C'est alors la mère du défunt qui se trouve attributaire de la totalité de l'actif successoral. Elle aurait souhaité dans la foulée consentir à ses petits-enfants la donation d'une somme correspondant au montant qu'ils auraient dû percevoir à défaut de renonciation à la succession.
Compte tenu des incertitudes planant sur ce montage, dont le but essentiel était de réduire le montant des droits de succession, l'administration avait été saisie de l'affaire par le biais d'une demande de rescrit. Celle-ci a finalement condamné fermement le schéma proposé, y voyant là un abus de droit (décision de rescrit n° 2008/17 (ENR) du 22 juillet 2008).
L'intérêt fiscal du montage était évident. Malgré la double taxation (aux droits de succession puis aux droits de donation), les montants des abattements et des tarifs applicables aux deux opérations auraient permis, en effet, d'alléger considérablement la facture finale.
Ainsi, la part successorale des renonçants successifs (la soeur et les neveux du défunt) revenant à la mère du défunt n'est taxée que sur la fraction excédant 151.950 euros et au tarif applicable aux mutations en ligne directe. La part ensuite reçue par chacun des petits-enfants (les neveux renonçants du défunt) du fait de la donation consentie par leur grand-mère (la mère du défunt) n'est soumise aux droits de donation qu'au-delà de 30.390 euros et au tarif applicable aux mutations en ligne directe.
Un intérêt purement fiscal
En l'absence de renonciation des neveux du défunt, ils ne peuvent bénéficier que du seul abattement de 15.195 euros de leur auteur renonçant (la soeur du défunt), qu'ils doivent se partager, et acquitter 55 % de droits de succession sur la part reçue ! Malheureusement, l'administration retient que cette double renonciation ne présente qu'un intérêt fiscal, ce qui l'a conduite sans surprise à invoquer l'abus de droit.
Il faut toutefois remarquer que le schéma soumis à l'administration est révélateur du caractère excessif du tarif des droits de succession en ligne collatérale, qui ne bénéficient pas des mesures législatives récentes visant à alléger les droits de succession.

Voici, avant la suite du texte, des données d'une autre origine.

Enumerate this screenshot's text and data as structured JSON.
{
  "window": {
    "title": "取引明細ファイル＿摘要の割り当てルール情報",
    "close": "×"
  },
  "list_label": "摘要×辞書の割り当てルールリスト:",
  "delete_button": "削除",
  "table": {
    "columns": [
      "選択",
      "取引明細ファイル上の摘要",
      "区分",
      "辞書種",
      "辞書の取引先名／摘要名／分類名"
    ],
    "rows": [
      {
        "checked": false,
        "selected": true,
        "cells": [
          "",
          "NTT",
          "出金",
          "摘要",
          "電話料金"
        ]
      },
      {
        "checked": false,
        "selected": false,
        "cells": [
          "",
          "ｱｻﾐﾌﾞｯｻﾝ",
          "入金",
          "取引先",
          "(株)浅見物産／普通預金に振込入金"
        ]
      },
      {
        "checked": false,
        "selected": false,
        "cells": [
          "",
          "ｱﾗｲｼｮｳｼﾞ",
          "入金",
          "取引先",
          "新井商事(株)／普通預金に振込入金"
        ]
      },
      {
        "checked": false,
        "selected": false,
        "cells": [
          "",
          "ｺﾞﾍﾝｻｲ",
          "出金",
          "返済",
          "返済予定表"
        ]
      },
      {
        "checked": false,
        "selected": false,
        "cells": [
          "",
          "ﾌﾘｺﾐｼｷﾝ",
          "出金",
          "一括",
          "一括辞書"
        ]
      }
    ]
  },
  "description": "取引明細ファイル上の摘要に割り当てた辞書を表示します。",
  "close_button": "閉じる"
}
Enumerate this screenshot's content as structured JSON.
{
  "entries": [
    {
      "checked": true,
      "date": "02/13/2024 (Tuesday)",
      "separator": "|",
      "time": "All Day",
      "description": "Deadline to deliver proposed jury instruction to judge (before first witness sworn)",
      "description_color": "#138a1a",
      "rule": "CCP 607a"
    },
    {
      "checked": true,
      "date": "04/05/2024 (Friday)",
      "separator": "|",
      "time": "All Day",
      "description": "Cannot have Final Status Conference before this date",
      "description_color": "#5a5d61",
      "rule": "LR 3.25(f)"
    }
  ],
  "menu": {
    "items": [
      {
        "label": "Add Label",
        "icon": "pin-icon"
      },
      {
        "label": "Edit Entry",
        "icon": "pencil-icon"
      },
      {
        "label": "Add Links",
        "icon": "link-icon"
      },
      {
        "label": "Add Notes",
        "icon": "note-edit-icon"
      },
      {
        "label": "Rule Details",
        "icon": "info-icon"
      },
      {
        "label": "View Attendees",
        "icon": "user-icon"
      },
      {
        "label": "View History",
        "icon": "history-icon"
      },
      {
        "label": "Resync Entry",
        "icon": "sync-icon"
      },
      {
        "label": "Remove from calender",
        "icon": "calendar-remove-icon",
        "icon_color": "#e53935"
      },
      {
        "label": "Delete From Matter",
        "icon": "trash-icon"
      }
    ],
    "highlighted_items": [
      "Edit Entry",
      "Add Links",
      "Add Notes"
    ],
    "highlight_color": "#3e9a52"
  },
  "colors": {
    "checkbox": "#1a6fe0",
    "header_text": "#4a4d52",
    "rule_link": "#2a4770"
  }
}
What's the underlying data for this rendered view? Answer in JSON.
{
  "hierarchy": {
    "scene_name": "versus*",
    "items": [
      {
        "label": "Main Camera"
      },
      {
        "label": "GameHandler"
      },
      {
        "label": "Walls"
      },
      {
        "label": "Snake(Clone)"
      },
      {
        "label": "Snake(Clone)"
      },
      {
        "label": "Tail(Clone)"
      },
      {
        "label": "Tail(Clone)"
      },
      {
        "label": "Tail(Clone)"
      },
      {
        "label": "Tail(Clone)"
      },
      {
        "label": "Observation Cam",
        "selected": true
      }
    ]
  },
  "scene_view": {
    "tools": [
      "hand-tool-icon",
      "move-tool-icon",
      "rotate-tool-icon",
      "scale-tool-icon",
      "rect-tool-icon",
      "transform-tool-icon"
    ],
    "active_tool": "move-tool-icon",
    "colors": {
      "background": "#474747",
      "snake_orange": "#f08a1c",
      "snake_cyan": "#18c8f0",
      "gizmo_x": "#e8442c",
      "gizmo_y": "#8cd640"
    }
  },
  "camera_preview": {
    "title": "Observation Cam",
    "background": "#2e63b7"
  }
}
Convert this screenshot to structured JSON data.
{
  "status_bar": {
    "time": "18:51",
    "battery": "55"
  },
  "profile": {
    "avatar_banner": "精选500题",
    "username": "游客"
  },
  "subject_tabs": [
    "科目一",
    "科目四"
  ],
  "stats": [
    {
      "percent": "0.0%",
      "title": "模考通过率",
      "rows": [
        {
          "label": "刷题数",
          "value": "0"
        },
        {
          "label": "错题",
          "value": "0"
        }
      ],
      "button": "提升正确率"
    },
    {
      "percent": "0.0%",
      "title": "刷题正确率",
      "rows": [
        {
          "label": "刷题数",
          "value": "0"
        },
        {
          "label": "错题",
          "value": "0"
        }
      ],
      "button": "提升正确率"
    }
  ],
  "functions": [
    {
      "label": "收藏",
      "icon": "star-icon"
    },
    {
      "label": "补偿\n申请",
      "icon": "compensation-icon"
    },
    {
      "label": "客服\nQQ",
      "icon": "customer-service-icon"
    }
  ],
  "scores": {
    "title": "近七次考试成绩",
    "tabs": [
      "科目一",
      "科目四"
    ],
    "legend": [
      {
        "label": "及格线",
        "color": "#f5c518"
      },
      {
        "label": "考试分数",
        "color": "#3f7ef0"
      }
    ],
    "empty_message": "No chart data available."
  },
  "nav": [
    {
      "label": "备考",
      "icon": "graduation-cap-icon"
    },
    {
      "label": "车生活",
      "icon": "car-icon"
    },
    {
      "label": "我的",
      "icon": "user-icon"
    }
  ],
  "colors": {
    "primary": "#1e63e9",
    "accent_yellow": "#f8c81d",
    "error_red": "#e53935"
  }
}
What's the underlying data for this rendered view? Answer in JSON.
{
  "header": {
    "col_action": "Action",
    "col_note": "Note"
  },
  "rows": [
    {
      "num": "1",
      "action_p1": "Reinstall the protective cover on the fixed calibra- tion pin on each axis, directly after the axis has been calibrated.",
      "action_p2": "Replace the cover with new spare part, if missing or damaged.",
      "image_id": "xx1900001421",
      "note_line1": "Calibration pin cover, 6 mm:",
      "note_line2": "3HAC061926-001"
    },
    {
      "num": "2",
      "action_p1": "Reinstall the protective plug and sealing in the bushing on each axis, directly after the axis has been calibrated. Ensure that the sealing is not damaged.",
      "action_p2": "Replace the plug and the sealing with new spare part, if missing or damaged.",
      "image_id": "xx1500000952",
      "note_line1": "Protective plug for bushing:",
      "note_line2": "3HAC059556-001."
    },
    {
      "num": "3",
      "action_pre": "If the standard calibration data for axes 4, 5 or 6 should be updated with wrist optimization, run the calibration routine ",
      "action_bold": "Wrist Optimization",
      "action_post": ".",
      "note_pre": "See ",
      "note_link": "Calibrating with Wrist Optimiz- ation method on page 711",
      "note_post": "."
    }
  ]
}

Soulignons à cet égard que, au-delà de la situation particulière décrite, tous les montages qui permettent au renonçant de percevoir néanmoins sa part et qui ont pour seul intérêt d'éviter le poids excessif des droits de mutation entre collatéraux sont également susceptibles d'être remis en cause par l'administration.
Enfin, dans la situation décrite, tout risque de redressement serait évité si le défunt léguait d'abord ses biens à sa mère, celle-ci faisant ensuite donation des biens ainsi reçus à ses petits-enfants.
Si le résultat obtenu est identique, les neveux du défunt étant finalement bénéficiaires de la succession pour une facture fiscale allégée, la situation est bien différente, les actes accomplis étant d'une tout autre nature, non concomitants et réalisés entre des personnes distinctes à chaque étape.